Vers une nouvelle forme de coopération en matière de défense ?
Concrètement, la restitution des différentes emprises françaises dans la région s’inscrit dans un revirement stratégique sur la coopération en matière de défense et de sécurité entre la France et les Etats d’Afrique de l’ouest. La réduction de la présence française en Afrique figurait déjà dans les recommandations formulées par l’envoyé personnel d’Emmanuel Macron en Afrique, Jean-Marie Bockel. Dans son rapport sur la reconfiguration du dispositif militaire français en Afrique, remis le 25 novembre 2024 au président de la République, la réduction de la présence militaire française était perçue comme un moyen de renouveler le partenariat de défense. « Les inconvénients liés à notre présence permanente devenaient insupportables », déclarait Thierry Burkhard assurant, dans le même temps, que « l’Afrique a encore besoin de France. Un discours partagé par le président sénégalais qui déclarait que le retrait français n’était pas un acte de « rupture » mais le début d’un « partenariat rénové ».

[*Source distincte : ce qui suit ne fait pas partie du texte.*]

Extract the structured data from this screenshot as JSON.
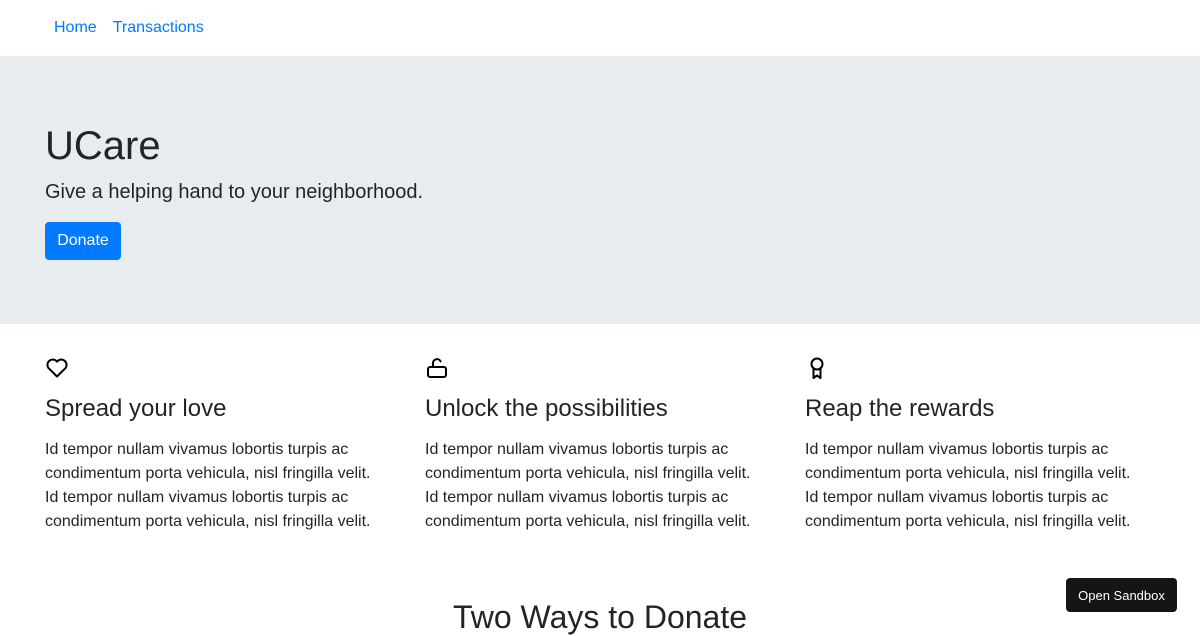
{
  "nav": {
    "items": [
      {
        "label": "Home"
      },
      {
        "label": "Transactions"
      }
    ]
  },
  "hero": {
    "title": "UCare",
    "tagline": "Give a helping hand to your neighborhood.",
    "donate_label": "Donate",
    "background": "#e9ecef",
    "accent": "#007bff"
  },
  "features": [
    {
      "icon": "heart-icon",
      "title": "Spread your love",
      "body": "Id tempor nullam vivamus lobortis turpis ac condimentum porta vehicula, nisl fringilla velit. Id tempor nullam vivamus lobortis turpis ac condimentum porta vehicula, nisl fringilla velit."
    },
    {
      "icon": "unlock-icon",
      "title": "Unlock the possibilities",
      "body": "Id tempor nullam vivamus lobortis turpis ac condimentum porta vehicula, nisl fringilla velit. Id tempor nullam vivamus lobortis turpis ac condimentum porta vehicula, nisl fringilla velit."
    },
    {
      "icon": "award-icon",
      "title": "Reap the rewards",
      "body": "Id tempor nullam vivamus lobortis turpis ac condimentum porta vehicula, nisl fringilla velit. Id tempor nullam vivamus lobortis turpis ac condimentum porta vehicula, nisl fringilla velit."
    }
  ],
  "section": {
    "title": "Two Ways to Donate"
  },
  "sandbox": {
    "label": "Open Sandbox"
  }
}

« Ce retrait permet de nouer des rapports plus sains avec des pays souverains, ça devrait également renforcer une nouvelle forme de coopération basée sur la formation », juge le général Trinquand qui assure que « la France conserve des liens très étroits avec les pays africains ».

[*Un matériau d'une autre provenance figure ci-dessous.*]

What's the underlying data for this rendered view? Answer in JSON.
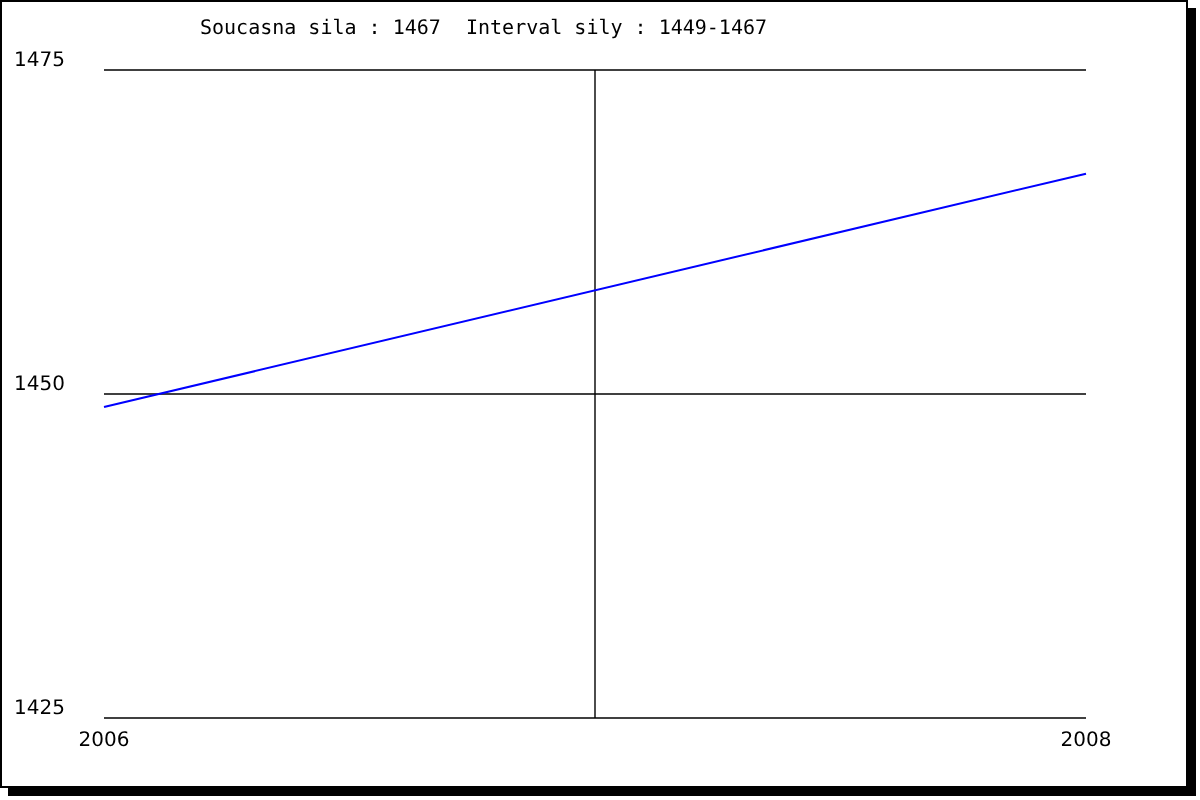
{
  "header": {
    "current_label": "Soucasna sila : 1467",
    "interval_label": "Interval sily : 1449-1467"
  },
  "chart": {
    "chart_data": {
      "type": "line",
      "x": [
        2006,
        2008
      ],
      "series": [
        {
          "color": "#0000ff",
          "values": [
            1449,
            1467
          ]
        }
      ],
      "xlim": [
        2006,
        2008
      ],
      "ylim": [
        1425,
        1475
      ],
      "xticks": [
        2006,
        2008
      ],
      "yticks": [
        1425,
        1450,
        1475
      ]
    }
  }
}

Une perte d’influence française en Afrique de l’ouest ?
Dans une note de la Fondation pour la recherche stratégique intitulée « Les menaces en Afrique subsaharienne à l’horizon 2040 », la chercheuse Djenabou Cissé dresse un constat moins optimiste. « [La France] n’est plus le principal acteur extérieur pourvoyeur de sécurité en Afrique de l’Ouest et centrale, et elle voit son influence dans la zone de plus en plus remise en question. Certaines autorités (militaires en particulier) et franges (pour l’heure minoritaires mais croissantes) des populations locales reprochent à la France son interventionnisme militaire et sa politique étrangère jugée néocoloniale. Ainsi sur le plan des partenariats militaires avec les pays africains, la France jadis en position de leader court un risque de déclassement majeur au cours des prochaines années », écrit Djenabou Cissé.

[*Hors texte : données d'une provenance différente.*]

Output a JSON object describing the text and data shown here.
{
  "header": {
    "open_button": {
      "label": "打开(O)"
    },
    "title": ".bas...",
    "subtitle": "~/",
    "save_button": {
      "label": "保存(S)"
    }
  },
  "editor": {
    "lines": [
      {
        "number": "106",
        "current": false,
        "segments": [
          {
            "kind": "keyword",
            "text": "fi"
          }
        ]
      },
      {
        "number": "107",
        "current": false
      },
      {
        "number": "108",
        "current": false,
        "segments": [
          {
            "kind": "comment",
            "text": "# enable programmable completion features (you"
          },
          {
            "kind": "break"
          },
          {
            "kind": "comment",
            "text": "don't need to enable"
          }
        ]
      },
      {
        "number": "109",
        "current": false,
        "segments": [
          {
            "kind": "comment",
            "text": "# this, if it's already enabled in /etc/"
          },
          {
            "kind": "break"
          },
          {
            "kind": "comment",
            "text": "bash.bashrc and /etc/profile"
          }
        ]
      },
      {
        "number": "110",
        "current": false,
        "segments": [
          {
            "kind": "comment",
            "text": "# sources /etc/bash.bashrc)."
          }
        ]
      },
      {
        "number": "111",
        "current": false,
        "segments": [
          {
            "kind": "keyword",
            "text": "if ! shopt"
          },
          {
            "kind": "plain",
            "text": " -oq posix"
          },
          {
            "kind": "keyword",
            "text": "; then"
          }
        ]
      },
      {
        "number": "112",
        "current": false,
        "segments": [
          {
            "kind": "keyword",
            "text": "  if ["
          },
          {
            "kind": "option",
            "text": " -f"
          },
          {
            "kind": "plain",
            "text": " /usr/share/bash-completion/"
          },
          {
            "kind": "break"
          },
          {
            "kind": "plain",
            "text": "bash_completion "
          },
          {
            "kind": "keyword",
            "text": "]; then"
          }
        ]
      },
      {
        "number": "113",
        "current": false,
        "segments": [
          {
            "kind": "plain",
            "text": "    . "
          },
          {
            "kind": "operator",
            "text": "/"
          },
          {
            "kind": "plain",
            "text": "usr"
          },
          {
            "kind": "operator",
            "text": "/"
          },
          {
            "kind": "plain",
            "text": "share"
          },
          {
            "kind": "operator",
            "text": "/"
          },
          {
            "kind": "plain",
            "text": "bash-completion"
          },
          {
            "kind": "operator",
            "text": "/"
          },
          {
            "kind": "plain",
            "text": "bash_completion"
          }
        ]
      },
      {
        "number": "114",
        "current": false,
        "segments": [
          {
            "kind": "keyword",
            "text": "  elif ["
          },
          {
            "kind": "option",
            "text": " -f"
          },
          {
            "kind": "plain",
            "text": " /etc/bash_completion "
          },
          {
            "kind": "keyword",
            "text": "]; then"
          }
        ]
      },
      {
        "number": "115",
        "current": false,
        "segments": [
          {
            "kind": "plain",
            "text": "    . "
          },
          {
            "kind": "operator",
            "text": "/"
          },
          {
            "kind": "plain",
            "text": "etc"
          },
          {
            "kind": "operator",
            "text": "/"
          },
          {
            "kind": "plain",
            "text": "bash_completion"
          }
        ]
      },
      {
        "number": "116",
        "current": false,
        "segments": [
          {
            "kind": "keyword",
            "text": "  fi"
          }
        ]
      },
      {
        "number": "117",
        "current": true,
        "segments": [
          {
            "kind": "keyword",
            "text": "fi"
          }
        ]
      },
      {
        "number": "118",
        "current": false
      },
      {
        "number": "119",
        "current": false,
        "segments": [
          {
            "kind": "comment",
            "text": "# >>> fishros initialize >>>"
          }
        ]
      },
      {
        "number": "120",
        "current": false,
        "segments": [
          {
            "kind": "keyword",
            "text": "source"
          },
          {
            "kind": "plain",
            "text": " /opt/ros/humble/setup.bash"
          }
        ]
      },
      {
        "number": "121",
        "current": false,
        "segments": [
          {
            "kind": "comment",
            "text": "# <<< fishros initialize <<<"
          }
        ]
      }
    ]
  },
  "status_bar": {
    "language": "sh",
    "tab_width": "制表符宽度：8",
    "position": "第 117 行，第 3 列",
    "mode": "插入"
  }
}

Ce recul de l’influence française pourrait se révéler préjudiciable sur trois plans : la protection des intérêts économiques français dans la région, la protection des ressortissants français (117 500 en Afrique francophone) et la lutte contre le terrorisme. « Ce n’est pas parce qu’il n’y a pas de base permanente que l’on ne peut pas intervenir, mais concernant les besoins d’évacuations des ressortissants français sur place cela nécessiterait une plus grande organisation car l’opération se déploierait de plus loin », concède le général Trinquand qui ajoute que « pour la lutte contre le terrorisme, cela dépendra largement de la demande des Etats ». Pour rappel, au moment du lancement de l’opération Serval en 2013, la France ne disposait d’aucune base militaire au Mali. « Si le besoin de prépositionnement des forces occidentales pourrait s’accentuer d’ici 2040 pour contrer la montée des actions hybrides, cette présence sera sans doute de plus en plus critiquée localement voire impossible. En cas d’intervention souhaitée dans la région d’ici 2040, la France pourrait se heurter à des dénis d’accès », note Djenabou Cissé.